Per i non addetti ai lavori, la Tassonomia è una classificazione comune a livello UE (Regolamento 2020/852) delle attività economiche che possono essere considerate sostenibili dal punto di vista ambientale. È concepita come strumento per guidare le scelte di investitori e imprese in vista della transizione verso una crescita economica priva di impatti negativi sull’ambiente e, in particolare, sul clima. Le attività sono selezionate in base alla possibilità di contribuire a sei obiettivi ambientali identificati dalla Commissione Europea:

  1. mitigazione del cambiamento climatico;
  2. adattamento al cambiamento climatico;
  3. uso sostenibile e protezione delle risorse idriche e marine;
  4. transizione verso l’economia circolare, con riferimento anche a riduzione e riciclo dei rifiuti;
  5. prevenzione e controllo dell’inquinamento;
  6. protezione della biodiversità e della salute degli eco-sistemi.
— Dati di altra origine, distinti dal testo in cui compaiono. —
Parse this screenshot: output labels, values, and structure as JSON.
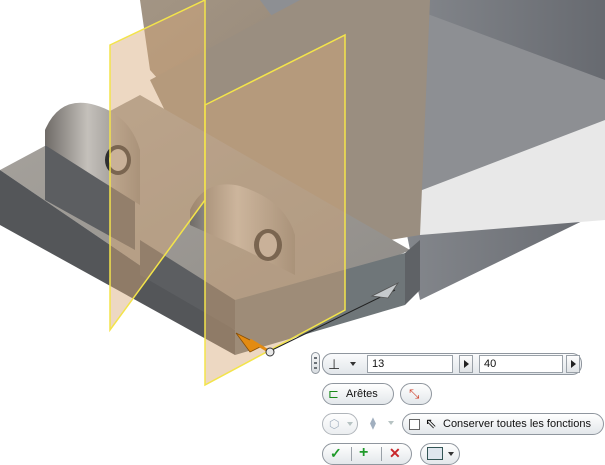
{
  "toolbar": {
    "direction_value": "13",
    "distance_value": "40",
    "edges_label": "Arêtes",
    "keep_all_features_label": "Conserver toutes les fonctions",
    "keep_all_features_checked": false
  },
  "colors": {
    "plane_edge": "#f3e44a",
    "plane_fill": "#d7a877",
    "part_gray": "#7d8086",
    "ok_green": "#1f9a2a",
    "cancel_red": "#c8262a",
    "arrow_orange": "#e38b12"
  }
}
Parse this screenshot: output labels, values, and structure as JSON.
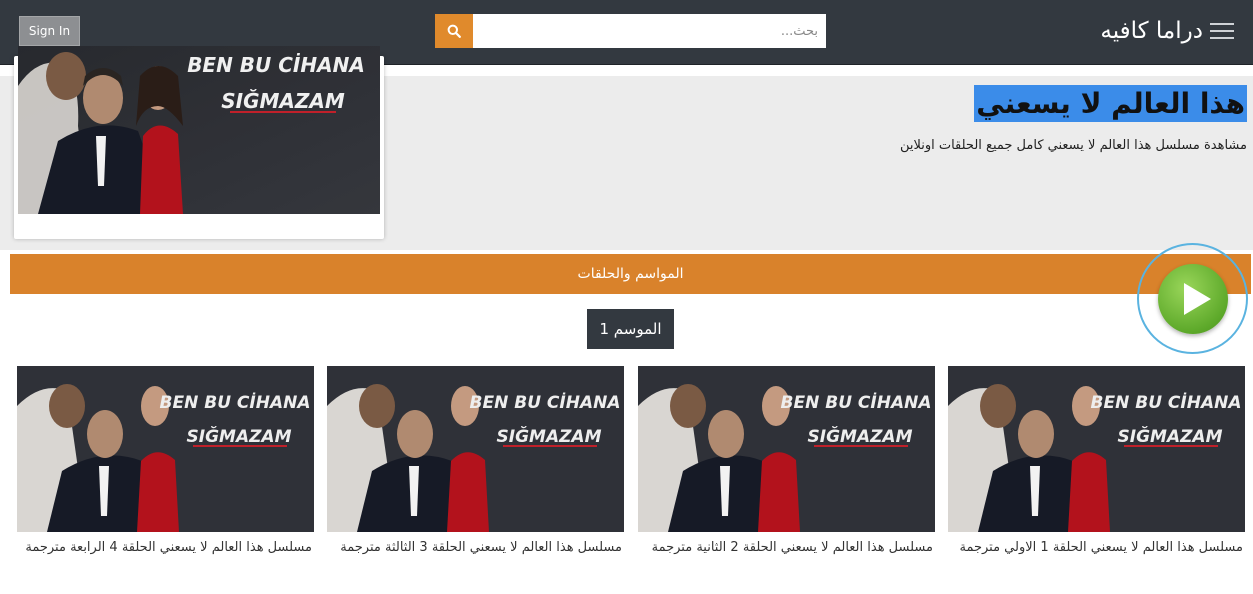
{
  "header": {
    "site_name": "دراما كافيه",
    "search_placeholder": "بحث...",
    "signin_label": "Sign In"
  },
  "hero": {
    "title": "هذا العالم لا يسعني",
    "description": "مشاهدة مسلسل هذا العالم لا يسعني كامل جميع الحلقات اونلاين",
    "poster_text_line1": "BEN BU CİHANA",
    "poster_text_line2": "SIĞMAZAM"
  },
  "seasons": {
    "section_label": "المواسم والحلقات",
    "tabs": [
      "الموسم 1"
    ]
  },
  "episodes": [
    {
      "title": "مسلسل هذا العالم لا يسعني الحلقة 1 الاولي مترجمة"
    },
    {
      "title": "مسلسل هذا العالم لا يسعني الحلقة 2 الثانية مترجمة"
    },
    {
      "title": "مسلسل هذا العالم لا يسعني الحلقة 3 الثالثة مترجمة"
    },
    {
      "title": "مسلسل هذا العالم لا يسعني الحلقة 4 الرابعة مترجمة"
    }
  ],
  "colors": {
    "header_bg": "#333940",
    "accent_orange": "#d9822b",
    "search_button": "#e08a2c",
    "title_highlight": "#3b8ce9",
    "play_green": "#5da92a"
  },
  "icons": [
    "menu-icon",
    "search-icon",
    "play-icon"
  ]
}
Per essere eco-compatibile, un’attività deve soddisfare quattro criteri:

  1. contribuire positivamente ad almeno uno dei sei obiettivi ambientali;
  2. non produrre impatti negativi su nessun altro obiettivo;
  3. essere svolta nel rispetto di garanzie sociali minime (per esempio, quelle previste dalle convenzioni dell’Organizzazione Internazionale del Lavoro – OIL);
  4. rispettare i criteri tecnici identificati da atti delegati adottati dalla stessa Commissione Europea.
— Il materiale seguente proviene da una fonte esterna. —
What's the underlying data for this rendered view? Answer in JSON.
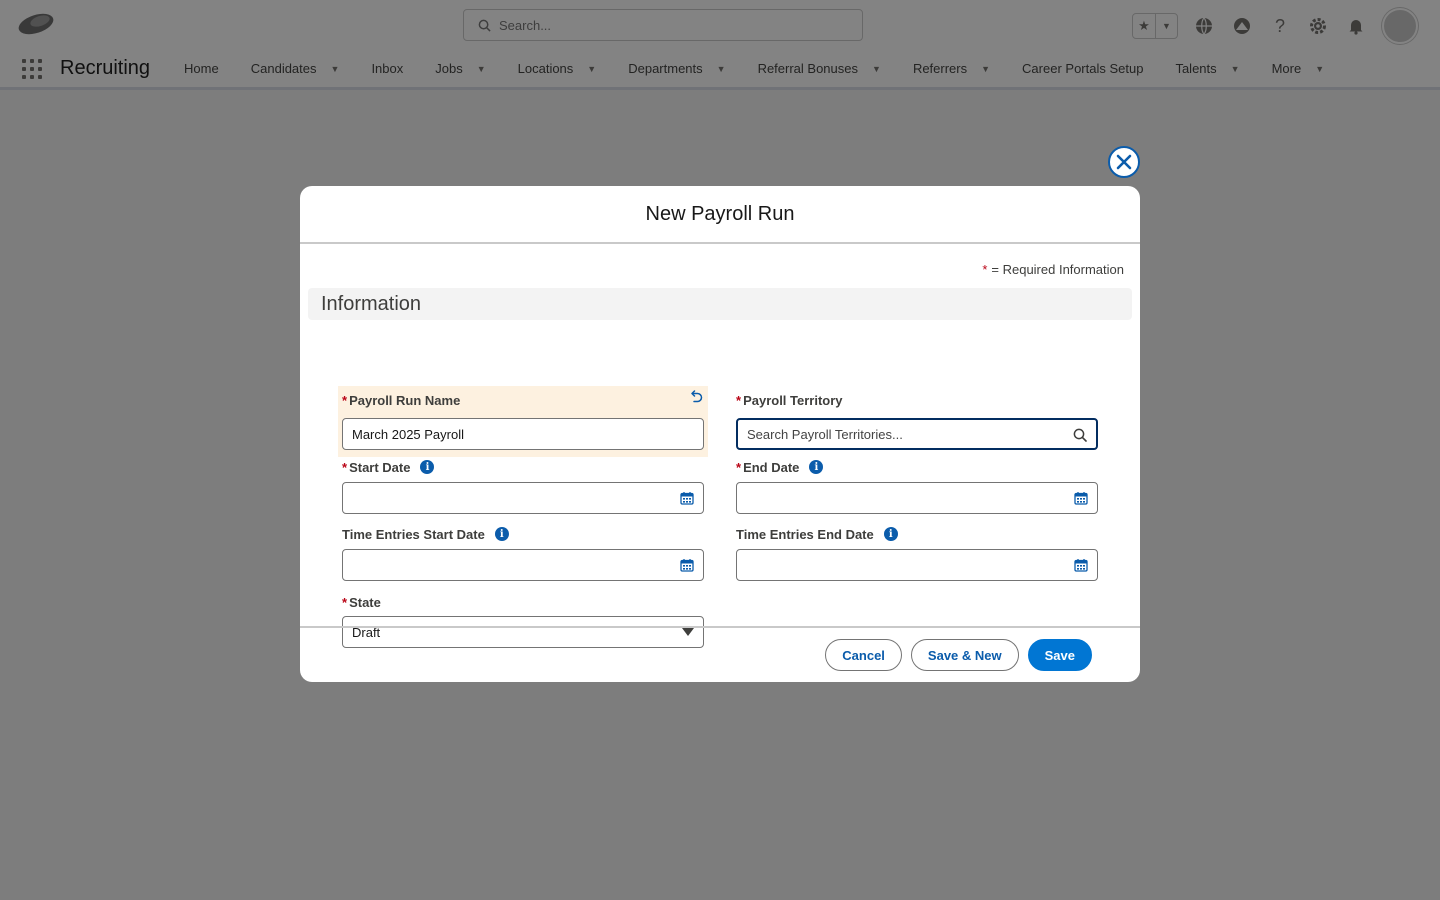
{
  "header": {
    "search_placeholder": "Search..."
  },
  "navbar": {
    "app_name": "Recruiting",
    "items": [
      {
        "label": "Home",
        "has_menu": false
      },
      {
        "label": "Candidates",
        "has_menu": true
      },
      {
        "label": "Inbox",
        "has_menu": false
      },
      {
        "label": "Jobs",
        "has_menu": true
      },
      {
        "label": "Locations",
        "has_menu": true
      },
      {
        "label": "Departments",
        "has_menu": true
      },
      {
        "label": "Referral Bonuses",
        "has_menu": true
      },
      {
        "label": "Referrers",
        "has_menu": true
      },
      {
        "label": "Career Portals Setup",
        "has_menu": false
      },
      {
        "label": "Talents",
        "has_menu": true
      },
      {
        "label": "More",
        "has_menu": true
      }
    ]
  },
  "modal": {
    "title": "New Payroll Run",
    "required_note": "= Required Information",
    "section_title": "Information",
    "fields": {
      "payroll_run_name": {
        "label": "Payroll Run Name",
        "value": "March 2025 Payroll"
      },
      "payroll_territory": {
        "label": "Payroll Territory",
        "placeholder": "Search Payroll Territories..."
      },
      "start_date": {
        "label": "Start Date",
        "value": ""
      },
      "end_date": {
        "label": "End Date",
        "value": ""
      },
      "time_entries_start_date": {
        "label": "Time Entries Start Date",
        "value": ""
      },
      "time_entries_end_date": {
        "label": "Time Entries End Date",
        "value": ""
      },
      "state": {
        "label": "State",
        "value": "Draft"
      }
    },
    "buttons": {
      "cancel": "Cancel",
      "save_new": "Save & New",
      "save": "Save"
    }
  },
  "colors": {
    "brand": "#0176d3",
    "required": "#ba0517",
    "highlight": "#fdf1e0",
    "focus_border": "#032d60"
  },
  "icons": [
    "search-icon",
    "star-icon",
    "globe-icon",
    "help-icon",
    "gear-icon",
    "bell-icon",
    "close-icon",
    "undo-icon",
    "info-icon",
    "calendar-icon",
    "chevron-down-icon"
  ]
}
Dopo questa premessa, il Rapporto informa che, sebbene la qualità dei dati sia nettamente migliorata rispetto alla precedente edizione del monitoraggio, permangono le difficoltà legate alla scarsità dei dati necessari al calcolo dell’Indicatore Principale di Performance (KPI) relativo agli investimenti ecosostenibili. Con riferimento agli investimenti ammissibili hanno fornito il dato, ponderato per il fatturato, il 75,5% delle compagnie (68 imprese), mentre quello ponderato per le spese in conto capitale è stato fornito da 58 compagnie (64,4%); tali imprese hanno dichiarato di essere state in grado di raccogliere dati in media solo sul 22% degli investimenti nel settore privato (il dato ponderato sul totale degli investimenti del mercato è pari a poco più del 19%).

Segnalando che il Rapporto IVASS sugli investimenti ESG è estremamente ampio ed esaustivo, suggerendo una sua completa lettura, emerge da questa sintesi un comparto industriale “in cammino” e, tenuto conto delle sue rilevanti dimensioni finanziarie, il nostro augurio è che la politica degli investimenti prosegua sulle linee tracciate con sempre maggiori volumi e convinzione.